A three-judge panel of the Ninth Circuit Court of Appeals reversed the trial court's ruling and vacated Ahumada's conviction. The appeals court ruled that the more stringent citizenship requirement for an illegitimate child of an American father -- as opposed to an illegitimate child of an American mother -- constituted unacceptable discrimination on the basis of gender. In effect, the appeals court ruled that Ahumada was a US citizen after all -- which meant that both his deportation and subsequent charges of entering the US illegally were null and void.

The appeals court relied on the sharply divided Supreme Court decision in Miller v. Albright -- concluding that Ahumada had standing to challenge the gender discrimination of INA § 309(a) because his American father (unlike Miller's) was dead and thus could not mount a challenge himself.

Subsequent to this decision, the Supreme Court upheld INA § 309(a) in Nguyen v. INS; and in 2001, the Supreme Court vacated the Ninth Circuit's decision in Ahumada and sent the case back for further consideration.

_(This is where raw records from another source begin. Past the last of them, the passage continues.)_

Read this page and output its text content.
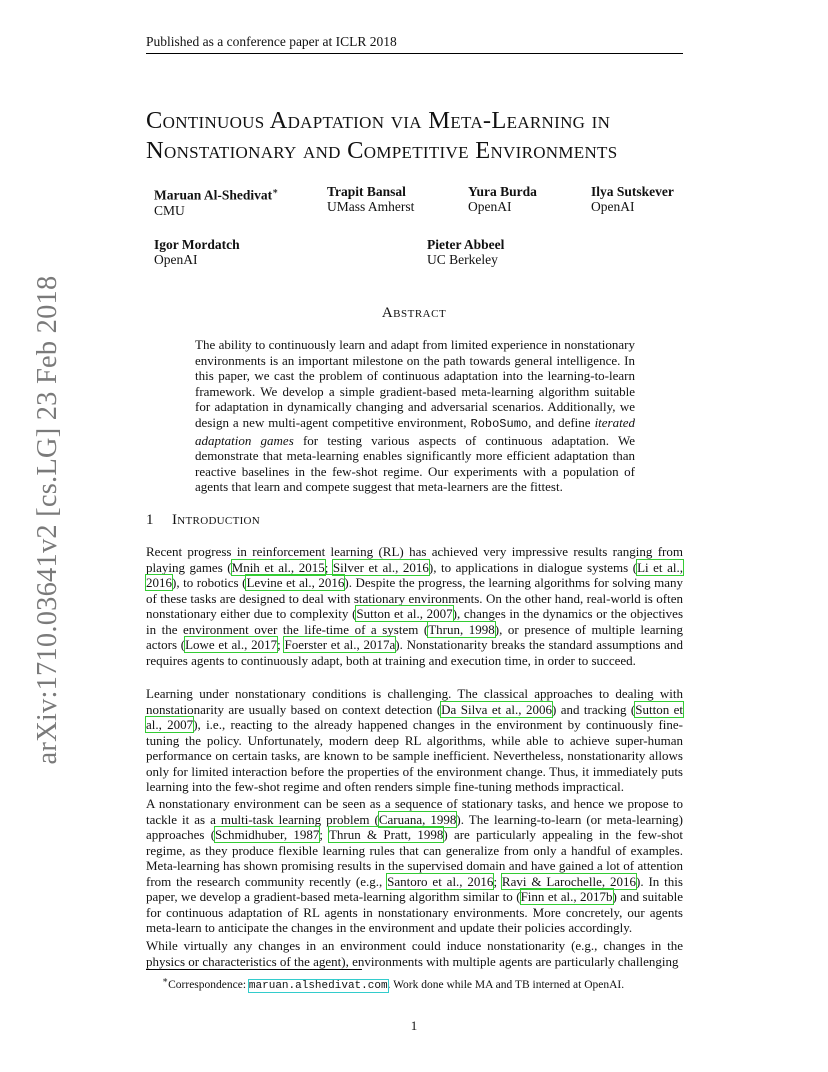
Published as a conference paper at ICLR 2018
Continuous Adaptation via Meta-Learning in
Nonstationary and Competitive Environments
Maruan Al-Shedivat∗
CMU
Trapit Bansal
UMass Amherst
Yura Burda
OpenAI
Ilya Sutskever
OpenAI
Igor Mordatch
OpenAI
Pieter Abbeel
UC Berkeley
Abstract
The ability to continuously learn and adapt from limited experience in nonstationary environments is an important milestone on the path towards general intelligence. In this paper, we cast the problem of continuous adaptation into the learning-to-learn framework. We develop a simple gradient-based meta-learning algorithm suitable for adaptation in dynamically changing and adversarial scenarios. Additionally, we design a new multi-agent competitive environment, RoboSumo, and define iterated adaptation games for testing various aspects of continuous adaptation. We demonstrate that meta-learning enables significantly more efficient adaptation than reactive baselines in the few-shot regime. Our experiments with a population of agents that learn and compete suggest that meta-learners are the fittest.
1 Introduction
Recent progress in reinforcement learning (RL) has achieved very impressive results ranging from playing games (Mnih et al., 2015; Silver et al., 2016), to applications in dialogue systems (Li et al., 2016), to robotics (Levine et al., 2016). Despite the progress, the learning algorithms for solving many of these tasks are designed to deal with stationary environments. On the other hand, real-world is often nonstationary either due to complexity (Sutton et al., 2007), changes in the dynamics or the objectives in the environment over the life-time of a system (Thrun, 1998), or presence of multiple learning actors (Lowe et al., 2017; Foerster et al., 2017a). Nonstationarity breaks the standard assumptions and requires agents to continuously adapt, both at training and execution time, in order to succeed.
Learning under nonstationary conditions is challenging. The classical approaches to dealing with nonstationarity are usually based on context detection (Da Silva et al., 2006) and tracking (Sutton et al., 2007), i.e., reacting to the already happened changes in the environment by continuously fine-tuning the policy. Unfortunately, modern deep RL algorithms, while able to achieve super-human performance on certain tasks, are known to be sample inefficient. Nevertheless, nonstationarity allows only for limited interaction before the properties of the environment change. Thus, it immediately puts learning into the few-shot regime and often renders simple fine-tuning methods impractical.
A nonstationary environment can be seen as a sequence of stationary tasks, and hence we propose to tackle it as a multi-task learning problem (Caruana, 1998). The learning-to-learn (or meta-learning) approaches (Schmidhuber, 1987; Thrun & Pratt, 1998) are particularly appealing in the few-shot regime, as they produce flexible learning rules that can generalize from only a handful of examples. Meta-learning has shown promising results in the supervised domain and have gained a lot of attention from the research community recently (e.g., Santoro et al., 2016; Ravi & Larochelle, 2016). In this paper, we develop a gradient-based meta-learning algorithm similar to (Finn et al., 2017b) and suitable for continuous adaptation of RL agents in nonstationary environments. More concretely, our agents meta-learn to anticipate the changes in the environment and update their policies accordingly.
While virtually any changes in an environment could induce nonstationarity (e.g., changes in the physics or characteristics of the agent), environments with multiple agents are particularly challenging
∗Correspondence: maruan.alshedivat.com. Work done while MA and TB interned at OpenAI.
1
arXiv:1710.03641v2 [cs.LG] 23 Feb 2018
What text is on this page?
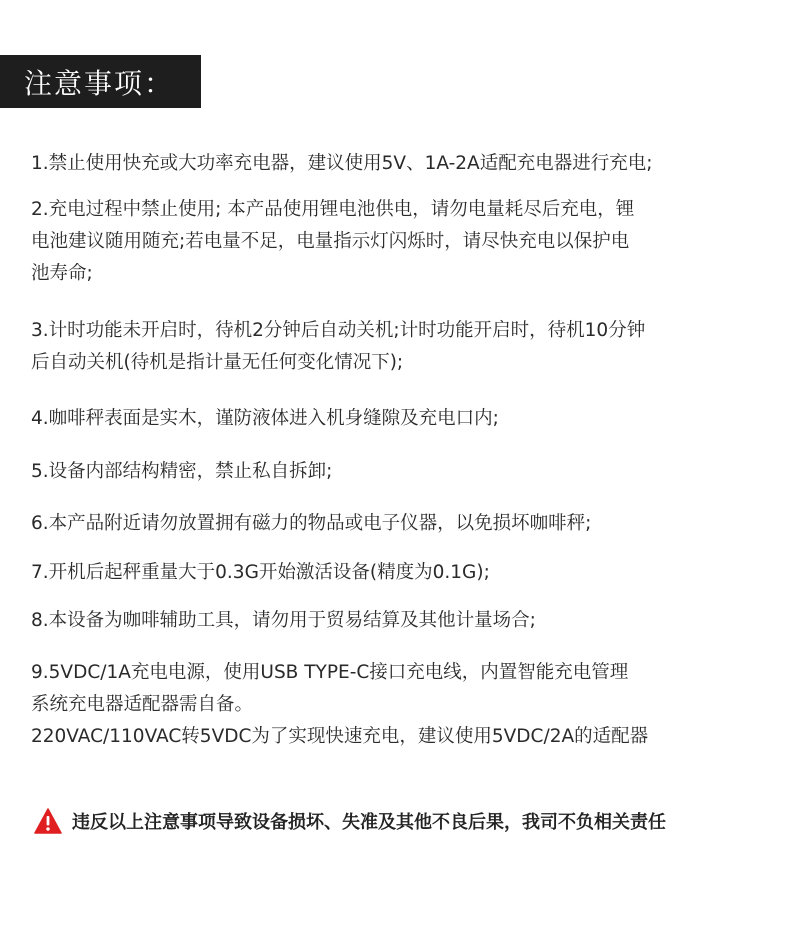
注意事项：
1.禁止使用快充或大功率充电器，建议使用5V、1A-2A适配充电器进行充电;
2.充电过程中禁止使用; 本产品使用锂电池供电，请勿电量耗尽后充电，锂
电池建议随用随充;若电量不足，电量指示灯闪烁时，请尽快充电以保护电
池寿命;
3.计时功能未开启时，待机2分钟后自动关机;计时功能开启时，待机10分钟
后自动关机(待机是指计量无任何变化情况下);
4.咖啡秤表面是实木，谨防液体进入机身缝隙及充电口内;
5.设备内部结构精密，禁止私自拆卸;
6.本产品附近请勿放置拥有磁力的物品或电子仪器，以免损坏咖啡秤;
7.开机后起秤重量大于0.3G开始激活设备(精度为0.1G);
8.本设备为咖啡辅助工具，请勿用于贸易结算及其他计量场合;
9.5VDC/1A充电电源，使用USB TYPE-C接口充电线，内置智能充电管理
系统充电器适配器需自备。
220VAC/110VAC转5VDC为了实现快速充电，建议使用5VDC/2A的适配器
违反以上注意事项导致设备损坏、失准及其他不良后果，我司不负相关责任
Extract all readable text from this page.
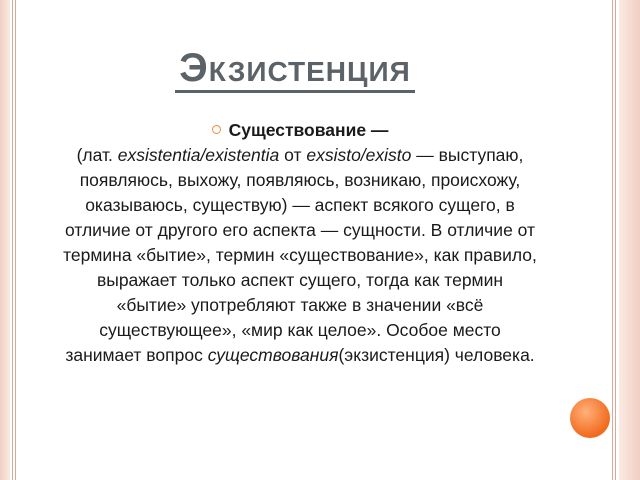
Экзистенция
Существование —
(лат. exsistentia/existentia от exsisto/existo — выступаю, появляюсь, выхожу, появляюсь, возникаю, происхожу, оказываюсь, существую) — аспект всякого сущего, в отличие от другого его аспекта — сущности. В отличие от термина «бытие», термин «существование», как правило, выражает только аспект сущего, тогда как термин «бытие» употребляют также в значении «всё существующее», «мир как целое». Особое место занимает вопрос существования(экзистенция) человека.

On 1 July 2002, however, the appeals court again vacated Ahumada's conviction for illegal entry to the US. The citizenship question had, of course, been settled by the Supreme Court, but the Ninth Circuit found (via a entirely different line of reasoning) that serious flaws in the government's handling of Ahumada's original deportation could reasonably have led him to believe that he could in fact legally attempt to return to the US. Whether this latest decision in the Ahumada case will survive further appeal (to the full Ninth Circuit, or to the Supreme Court) remains to be seen.